High-resolution mass spectrometry (HRMS) and multiple-stage mass spectrometry (MSn) were applied to elucidate the structures of the main degradants and facilitate the understanding of the degradation mechanisms. Based on the HRMS and MSn results, degradant I was proposed to be an N-oxide, and degradants II and III are two different dimers of the API. Their formation is all related to the reactivity of the primary amine group of the API.

Both degradants I and III were observed as major products in the API forced degradation studies under basic (0.1N NaOH) and oxidative (0.3% hydrogen peroxide) conditions (data not shown). Of all excipients used for these compatibility studies, crospovidone and HPC are known to contain high levels of peroxides.13 It is therefore reasonable to conclude that degradants I and III were probably generated in the formulation blends through peroxide oxidation of the primary amine group. The micro environmental pH within the blends may have played an important role on this degradation as well. The API has high μg/mL solubility in the unbuffered water, potentially resulting in a weakly basic solution. Under high humidity conditions, the dissolved API would create a basic microenvironment for the oxidation to proceed. In order to minimize this degradation and control the formation of degradants I and III, crospovidone and HPC were replaced by croscarmellose Na as the disintegrant for further formulation development. In addition, the formulation/drug product will need protection from moisture, for example, by packaging with desiccant or in blister pack.

Degradant II appears to be formed via a different pathway. It was not observed in any of the API forced degradation studies. However, a separate spiking experiment helped shed light on its formation. When an API solution was spiked with a small amount of formaldehyde, the main impurity in the spiked sample solution was found to be same as degradant II based on HPLC retention time and MS results (data not shown). The API has an active primary amine group, and can readily react with formaldehyde to form a hemiaminal and then imine through elimination of water before coupling with another API molecule to form the dimer degradant. This amine-aldehyde reaction mechanism has been well understood and reported by others.5,11,13 Residual formaldehyde is present in many excipients for solid dosage forms including those used in this formulation, and will continue to be a concern for this product that needs to be closed monitored.
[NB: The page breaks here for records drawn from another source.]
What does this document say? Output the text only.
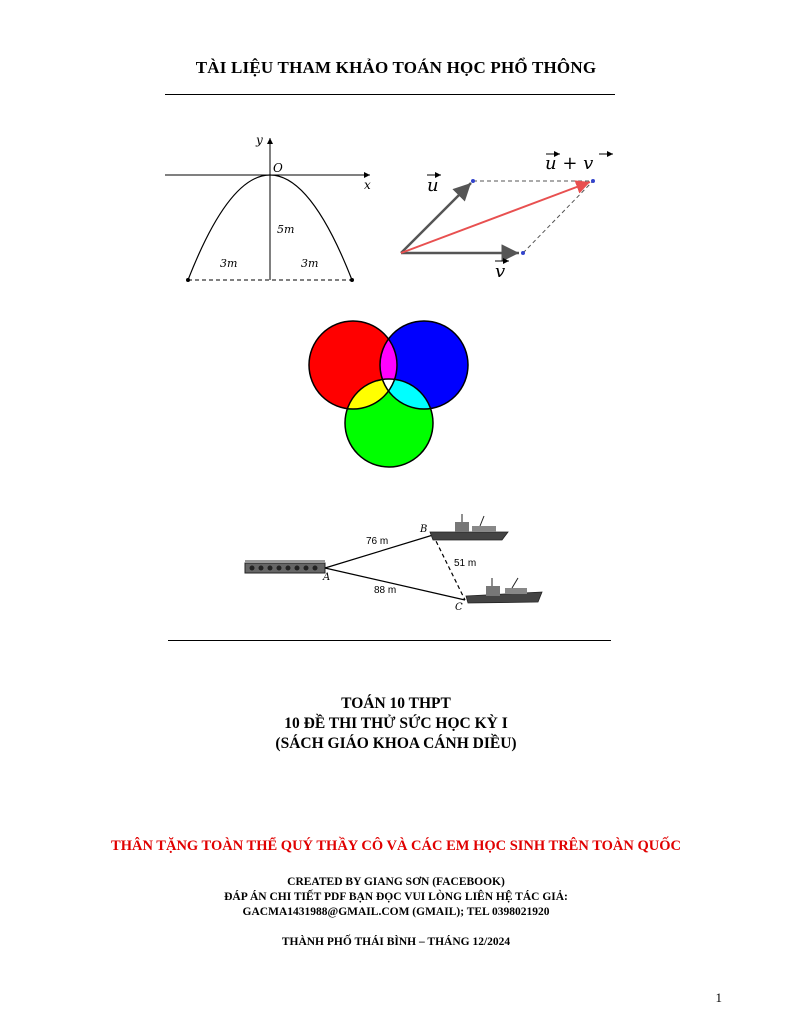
TÀI LIỆU THAM KHẢO TOÁN HỌC PHỔ THÔNG
y
x
O
5m
3m	3m
u
v
u + v
A
B
C
76 m
51 m
88 m
TOÁN 10 THPT
10 ĐỀ THI THỬ SỨC HỌC KỲ I
(SÁCH GIÁO KHOA CÁNH DIỀU)
THÂN TẶNG TOÀN THỂ QUÝ THẦY CÔ VÀ CÁC EM HỌC SINH TRÊN TOÀN QUỐC
CREATED BY GIANG SƠN (FACEBOOK)
ĐÁP ÁN CHI TIẾT PDF BẠN ĐỌC VUI LÒNG LIÊN HỆ TÁC GIẢ:
GACMA1431988@GMAIL.COM (GMAIL); TEL 0398021920
THÀNH PHỐ THÁI BÌNH – THÁNG 12/2024
1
Well-designed and executed excipient compatibility studies are the essential step in developing successful formulations and robust drug products. Excipient compatibility studies were conducted to support the immediate release solid dosage formulation development of a small molecule API. The studies encountered a number of challenges due to incompatibilities of the API and the commonly used excipients, and identified potential major formulation risks because of the extensive chemical degradation. Data from the excipient compatibility studies have laid a good foundation for further development for the selections of suitable excipients, formulation composition, and appropriate primary packaging for long-term shelf-life of the product.

Author Biographies

Dr. Jane Li is currently an analytical chemist in the Small Molecules Pharmaceutical Sciences Department of Genentech. She obtained her PhD in Analytical Chemistry from Iowa State University, and was a research investigator at GlaxoSmithKline before joining Genentech. She has 15 years of pharmaceutical industry experience in the analytical research and development area.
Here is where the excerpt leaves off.